Following a thorough psychological and educational evaluation, a multi-disciplinary team in cooperation with the student's family, develops a comprehensive Individual Education Plan (I.E.P.) to meet the student's education needs. Classroom instruction forms the core of the student's program. Some students receive instruction which follows the New York State Curricula leading to elementary and high school diplomas. Students can also take high school level courses at the local public high school. Students not on grade level receive remedial instruction and as they mature life skills training is provided. A student's program may also include career education, training in activities of daily living, social skills, nutrition, computer science and technology.
A vast array of special services support each student. When appropriate, speech therapy, occupational therapy, physical therapy, orientation and mobility, art and music may be scheduled. All students receive a full program of adaptive physical education. Counseling and guidance services are available to all students and their families.

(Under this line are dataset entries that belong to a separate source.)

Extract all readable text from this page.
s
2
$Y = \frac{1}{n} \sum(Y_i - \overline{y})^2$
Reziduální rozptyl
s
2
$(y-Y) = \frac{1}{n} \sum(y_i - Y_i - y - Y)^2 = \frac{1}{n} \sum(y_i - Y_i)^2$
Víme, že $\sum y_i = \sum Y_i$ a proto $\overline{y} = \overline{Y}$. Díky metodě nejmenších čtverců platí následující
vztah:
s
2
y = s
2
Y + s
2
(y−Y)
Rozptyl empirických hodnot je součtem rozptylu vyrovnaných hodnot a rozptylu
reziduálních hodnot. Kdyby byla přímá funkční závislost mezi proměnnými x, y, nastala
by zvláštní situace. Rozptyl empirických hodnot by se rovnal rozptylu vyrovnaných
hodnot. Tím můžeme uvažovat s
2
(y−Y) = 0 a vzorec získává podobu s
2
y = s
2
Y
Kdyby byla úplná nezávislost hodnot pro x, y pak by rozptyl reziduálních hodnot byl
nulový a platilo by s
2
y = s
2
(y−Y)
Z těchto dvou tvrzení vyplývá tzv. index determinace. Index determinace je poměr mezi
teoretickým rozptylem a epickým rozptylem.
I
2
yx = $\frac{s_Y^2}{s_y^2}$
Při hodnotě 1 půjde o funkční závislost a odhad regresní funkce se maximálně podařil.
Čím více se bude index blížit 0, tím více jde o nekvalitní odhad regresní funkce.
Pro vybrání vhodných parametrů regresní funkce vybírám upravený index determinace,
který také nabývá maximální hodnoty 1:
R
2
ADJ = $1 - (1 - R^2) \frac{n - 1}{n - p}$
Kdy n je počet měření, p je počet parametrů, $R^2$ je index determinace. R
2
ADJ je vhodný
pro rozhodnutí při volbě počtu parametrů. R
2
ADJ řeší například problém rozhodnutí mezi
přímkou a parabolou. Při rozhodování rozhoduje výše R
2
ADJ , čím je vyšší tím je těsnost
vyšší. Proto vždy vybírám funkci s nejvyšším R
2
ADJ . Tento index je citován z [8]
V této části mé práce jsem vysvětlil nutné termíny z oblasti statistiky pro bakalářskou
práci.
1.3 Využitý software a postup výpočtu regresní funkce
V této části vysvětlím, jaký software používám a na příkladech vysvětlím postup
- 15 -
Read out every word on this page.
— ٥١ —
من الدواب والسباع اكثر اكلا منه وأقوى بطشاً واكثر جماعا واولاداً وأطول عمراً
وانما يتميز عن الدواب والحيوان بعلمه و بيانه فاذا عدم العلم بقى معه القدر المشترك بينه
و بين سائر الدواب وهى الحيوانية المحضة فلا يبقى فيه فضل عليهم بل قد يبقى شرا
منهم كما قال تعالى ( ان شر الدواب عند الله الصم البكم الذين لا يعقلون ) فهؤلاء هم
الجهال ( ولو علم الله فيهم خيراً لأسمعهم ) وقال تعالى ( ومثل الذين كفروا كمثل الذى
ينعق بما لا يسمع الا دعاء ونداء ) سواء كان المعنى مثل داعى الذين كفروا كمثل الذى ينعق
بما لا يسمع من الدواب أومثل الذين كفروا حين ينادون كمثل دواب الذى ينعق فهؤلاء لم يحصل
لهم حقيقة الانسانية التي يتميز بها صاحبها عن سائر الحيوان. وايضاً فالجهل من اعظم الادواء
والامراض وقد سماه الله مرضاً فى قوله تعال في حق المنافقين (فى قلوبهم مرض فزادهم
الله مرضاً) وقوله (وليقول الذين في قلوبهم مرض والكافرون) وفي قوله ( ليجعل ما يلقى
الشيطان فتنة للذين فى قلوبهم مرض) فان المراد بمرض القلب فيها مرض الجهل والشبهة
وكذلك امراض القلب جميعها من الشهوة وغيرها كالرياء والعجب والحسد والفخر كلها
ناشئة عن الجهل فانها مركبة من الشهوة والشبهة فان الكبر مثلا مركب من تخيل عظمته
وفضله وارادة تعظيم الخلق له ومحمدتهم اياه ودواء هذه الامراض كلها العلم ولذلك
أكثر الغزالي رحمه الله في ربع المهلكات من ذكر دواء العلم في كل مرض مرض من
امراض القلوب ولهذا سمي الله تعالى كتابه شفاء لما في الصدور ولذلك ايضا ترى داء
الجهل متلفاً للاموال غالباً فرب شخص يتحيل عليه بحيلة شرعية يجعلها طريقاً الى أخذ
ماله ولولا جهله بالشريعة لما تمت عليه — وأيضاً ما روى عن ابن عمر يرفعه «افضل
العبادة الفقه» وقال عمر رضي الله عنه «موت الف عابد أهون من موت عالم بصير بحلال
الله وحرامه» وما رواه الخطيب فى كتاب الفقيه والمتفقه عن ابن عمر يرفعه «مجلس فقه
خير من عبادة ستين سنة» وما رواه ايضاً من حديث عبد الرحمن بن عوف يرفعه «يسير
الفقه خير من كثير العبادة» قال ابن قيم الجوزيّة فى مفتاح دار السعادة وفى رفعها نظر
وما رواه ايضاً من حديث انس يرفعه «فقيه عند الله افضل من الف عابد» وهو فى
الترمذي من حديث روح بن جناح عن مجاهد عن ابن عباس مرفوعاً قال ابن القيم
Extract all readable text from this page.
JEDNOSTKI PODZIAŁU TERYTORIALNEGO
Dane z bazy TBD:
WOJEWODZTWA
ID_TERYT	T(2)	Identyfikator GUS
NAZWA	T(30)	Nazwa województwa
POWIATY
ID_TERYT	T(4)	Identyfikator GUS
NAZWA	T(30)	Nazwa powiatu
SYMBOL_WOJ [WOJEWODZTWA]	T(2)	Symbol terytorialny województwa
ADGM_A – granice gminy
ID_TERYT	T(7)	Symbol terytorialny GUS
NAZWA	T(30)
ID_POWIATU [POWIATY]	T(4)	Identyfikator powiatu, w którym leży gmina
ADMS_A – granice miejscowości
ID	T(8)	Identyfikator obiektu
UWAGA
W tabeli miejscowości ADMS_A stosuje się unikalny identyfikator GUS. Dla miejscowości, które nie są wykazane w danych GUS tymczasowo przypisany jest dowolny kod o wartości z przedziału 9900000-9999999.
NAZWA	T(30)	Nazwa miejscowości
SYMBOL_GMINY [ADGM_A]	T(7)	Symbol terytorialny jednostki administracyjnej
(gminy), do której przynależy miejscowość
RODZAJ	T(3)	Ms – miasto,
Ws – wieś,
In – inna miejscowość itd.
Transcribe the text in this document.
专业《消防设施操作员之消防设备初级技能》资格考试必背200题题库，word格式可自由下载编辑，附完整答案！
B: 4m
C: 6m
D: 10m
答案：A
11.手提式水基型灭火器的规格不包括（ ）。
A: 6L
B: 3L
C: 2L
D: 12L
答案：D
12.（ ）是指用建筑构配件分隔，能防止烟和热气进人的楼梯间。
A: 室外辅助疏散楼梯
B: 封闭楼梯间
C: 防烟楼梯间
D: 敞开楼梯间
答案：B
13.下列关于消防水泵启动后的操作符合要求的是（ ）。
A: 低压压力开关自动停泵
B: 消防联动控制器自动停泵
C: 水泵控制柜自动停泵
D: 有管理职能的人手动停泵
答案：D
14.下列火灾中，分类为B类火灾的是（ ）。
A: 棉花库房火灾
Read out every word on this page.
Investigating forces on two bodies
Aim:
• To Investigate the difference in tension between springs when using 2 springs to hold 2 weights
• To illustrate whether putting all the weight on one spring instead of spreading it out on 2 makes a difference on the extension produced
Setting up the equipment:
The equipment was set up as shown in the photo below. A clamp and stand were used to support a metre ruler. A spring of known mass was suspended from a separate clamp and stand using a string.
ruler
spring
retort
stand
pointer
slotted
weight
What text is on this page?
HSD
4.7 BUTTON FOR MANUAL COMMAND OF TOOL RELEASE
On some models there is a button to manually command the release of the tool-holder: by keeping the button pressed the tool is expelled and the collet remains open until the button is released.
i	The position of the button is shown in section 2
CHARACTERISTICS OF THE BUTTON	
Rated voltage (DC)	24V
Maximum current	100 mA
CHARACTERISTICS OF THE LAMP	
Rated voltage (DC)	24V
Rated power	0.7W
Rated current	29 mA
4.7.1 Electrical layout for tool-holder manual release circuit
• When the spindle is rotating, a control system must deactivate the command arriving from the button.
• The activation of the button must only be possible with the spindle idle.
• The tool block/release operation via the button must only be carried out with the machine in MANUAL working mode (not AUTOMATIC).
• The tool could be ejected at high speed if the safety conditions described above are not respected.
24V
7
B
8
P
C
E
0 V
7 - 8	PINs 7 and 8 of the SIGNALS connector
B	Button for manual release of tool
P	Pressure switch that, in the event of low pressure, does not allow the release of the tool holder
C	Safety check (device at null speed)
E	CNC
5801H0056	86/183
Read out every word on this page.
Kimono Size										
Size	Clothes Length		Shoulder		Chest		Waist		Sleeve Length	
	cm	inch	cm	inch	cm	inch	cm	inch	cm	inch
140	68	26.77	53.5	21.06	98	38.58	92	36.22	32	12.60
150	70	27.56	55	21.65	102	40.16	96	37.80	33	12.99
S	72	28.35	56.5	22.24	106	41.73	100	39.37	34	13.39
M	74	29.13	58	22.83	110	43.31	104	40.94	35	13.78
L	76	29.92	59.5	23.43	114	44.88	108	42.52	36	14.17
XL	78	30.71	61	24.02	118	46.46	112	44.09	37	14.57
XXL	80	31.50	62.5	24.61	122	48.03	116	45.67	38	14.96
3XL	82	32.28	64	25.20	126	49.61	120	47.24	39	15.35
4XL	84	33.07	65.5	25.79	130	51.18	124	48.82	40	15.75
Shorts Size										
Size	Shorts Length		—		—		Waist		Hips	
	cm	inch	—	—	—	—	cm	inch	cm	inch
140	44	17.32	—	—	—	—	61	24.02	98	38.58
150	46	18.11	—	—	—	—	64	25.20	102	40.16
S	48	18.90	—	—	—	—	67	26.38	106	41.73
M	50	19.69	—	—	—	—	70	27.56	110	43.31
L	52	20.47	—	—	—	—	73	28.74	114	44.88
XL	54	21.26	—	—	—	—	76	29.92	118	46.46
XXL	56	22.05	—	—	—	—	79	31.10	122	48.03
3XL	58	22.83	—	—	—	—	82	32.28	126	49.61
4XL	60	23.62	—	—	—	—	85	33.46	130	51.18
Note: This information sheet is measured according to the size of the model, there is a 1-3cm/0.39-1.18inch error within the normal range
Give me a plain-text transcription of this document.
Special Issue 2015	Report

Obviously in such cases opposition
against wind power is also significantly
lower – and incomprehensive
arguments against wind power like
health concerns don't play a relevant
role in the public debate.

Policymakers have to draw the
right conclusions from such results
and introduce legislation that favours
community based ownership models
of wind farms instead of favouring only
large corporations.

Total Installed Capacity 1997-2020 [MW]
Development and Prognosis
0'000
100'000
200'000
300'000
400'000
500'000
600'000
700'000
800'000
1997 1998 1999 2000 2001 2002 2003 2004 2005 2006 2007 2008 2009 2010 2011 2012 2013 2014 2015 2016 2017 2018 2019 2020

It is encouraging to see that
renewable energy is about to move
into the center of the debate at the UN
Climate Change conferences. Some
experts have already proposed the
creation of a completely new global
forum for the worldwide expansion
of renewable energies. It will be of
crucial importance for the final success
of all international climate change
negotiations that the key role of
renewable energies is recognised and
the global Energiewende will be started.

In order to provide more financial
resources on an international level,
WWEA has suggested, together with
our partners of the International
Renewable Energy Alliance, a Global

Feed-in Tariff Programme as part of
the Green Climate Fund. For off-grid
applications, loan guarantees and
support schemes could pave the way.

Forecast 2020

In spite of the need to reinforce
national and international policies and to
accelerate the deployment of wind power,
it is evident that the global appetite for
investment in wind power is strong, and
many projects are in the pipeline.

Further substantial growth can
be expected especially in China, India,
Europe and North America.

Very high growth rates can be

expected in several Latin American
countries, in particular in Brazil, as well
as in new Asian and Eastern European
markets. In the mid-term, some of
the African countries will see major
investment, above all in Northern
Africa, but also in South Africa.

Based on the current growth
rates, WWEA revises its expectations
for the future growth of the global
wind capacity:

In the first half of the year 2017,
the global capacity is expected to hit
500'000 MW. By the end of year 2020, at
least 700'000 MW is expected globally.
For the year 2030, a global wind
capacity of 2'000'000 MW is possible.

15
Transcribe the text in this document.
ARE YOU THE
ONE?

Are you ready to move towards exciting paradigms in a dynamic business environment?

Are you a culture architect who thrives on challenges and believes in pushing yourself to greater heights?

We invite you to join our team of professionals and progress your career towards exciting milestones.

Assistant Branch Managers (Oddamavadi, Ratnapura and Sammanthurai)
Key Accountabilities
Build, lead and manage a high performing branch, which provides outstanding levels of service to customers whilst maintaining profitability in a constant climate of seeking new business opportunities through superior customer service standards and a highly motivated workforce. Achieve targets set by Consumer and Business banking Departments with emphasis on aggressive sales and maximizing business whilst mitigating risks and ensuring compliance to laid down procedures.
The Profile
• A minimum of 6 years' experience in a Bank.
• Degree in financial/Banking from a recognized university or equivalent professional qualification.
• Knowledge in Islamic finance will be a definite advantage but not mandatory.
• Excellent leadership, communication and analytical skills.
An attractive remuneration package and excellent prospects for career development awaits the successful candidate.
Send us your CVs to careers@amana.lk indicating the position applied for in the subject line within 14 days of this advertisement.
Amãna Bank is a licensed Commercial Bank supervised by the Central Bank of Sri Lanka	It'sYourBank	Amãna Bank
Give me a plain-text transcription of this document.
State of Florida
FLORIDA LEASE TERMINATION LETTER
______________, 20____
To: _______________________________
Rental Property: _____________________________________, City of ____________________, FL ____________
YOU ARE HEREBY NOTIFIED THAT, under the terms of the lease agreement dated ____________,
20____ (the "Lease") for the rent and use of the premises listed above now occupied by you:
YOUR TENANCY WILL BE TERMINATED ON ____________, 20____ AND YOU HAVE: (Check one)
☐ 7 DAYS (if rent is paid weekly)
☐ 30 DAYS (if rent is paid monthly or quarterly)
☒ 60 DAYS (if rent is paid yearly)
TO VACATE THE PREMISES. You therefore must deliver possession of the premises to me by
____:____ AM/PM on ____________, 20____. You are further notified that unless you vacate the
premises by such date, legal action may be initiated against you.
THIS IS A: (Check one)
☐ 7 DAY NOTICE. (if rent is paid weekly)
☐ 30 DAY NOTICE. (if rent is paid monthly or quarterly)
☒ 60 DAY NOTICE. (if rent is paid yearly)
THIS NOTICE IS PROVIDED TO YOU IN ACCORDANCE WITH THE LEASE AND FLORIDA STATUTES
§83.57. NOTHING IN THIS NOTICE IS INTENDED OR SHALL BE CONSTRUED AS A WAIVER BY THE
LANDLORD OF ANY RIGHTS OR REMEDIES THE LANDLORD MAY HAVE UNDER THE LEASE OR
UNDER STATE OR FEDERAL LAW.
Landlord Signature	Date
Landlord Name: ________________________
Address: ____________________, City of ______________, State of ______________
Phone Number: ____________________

As an extension of our Career Educational Curriculum, students are given an opportunity to develop job behaviors and job skills through prevocational activities and in the career experience program. Activities include work in horticulture, on-campus coffee shop, an on-campus practice store, and simulated workshops. The career experiences program includes training and job experiences in a variety of jobs on the campus and, for advanced students, in the community.
Once their education is completed the students move on to a variety of settings. This includes college, other less restrictive special education and regular education programs, vocational training, as well as gainful employment.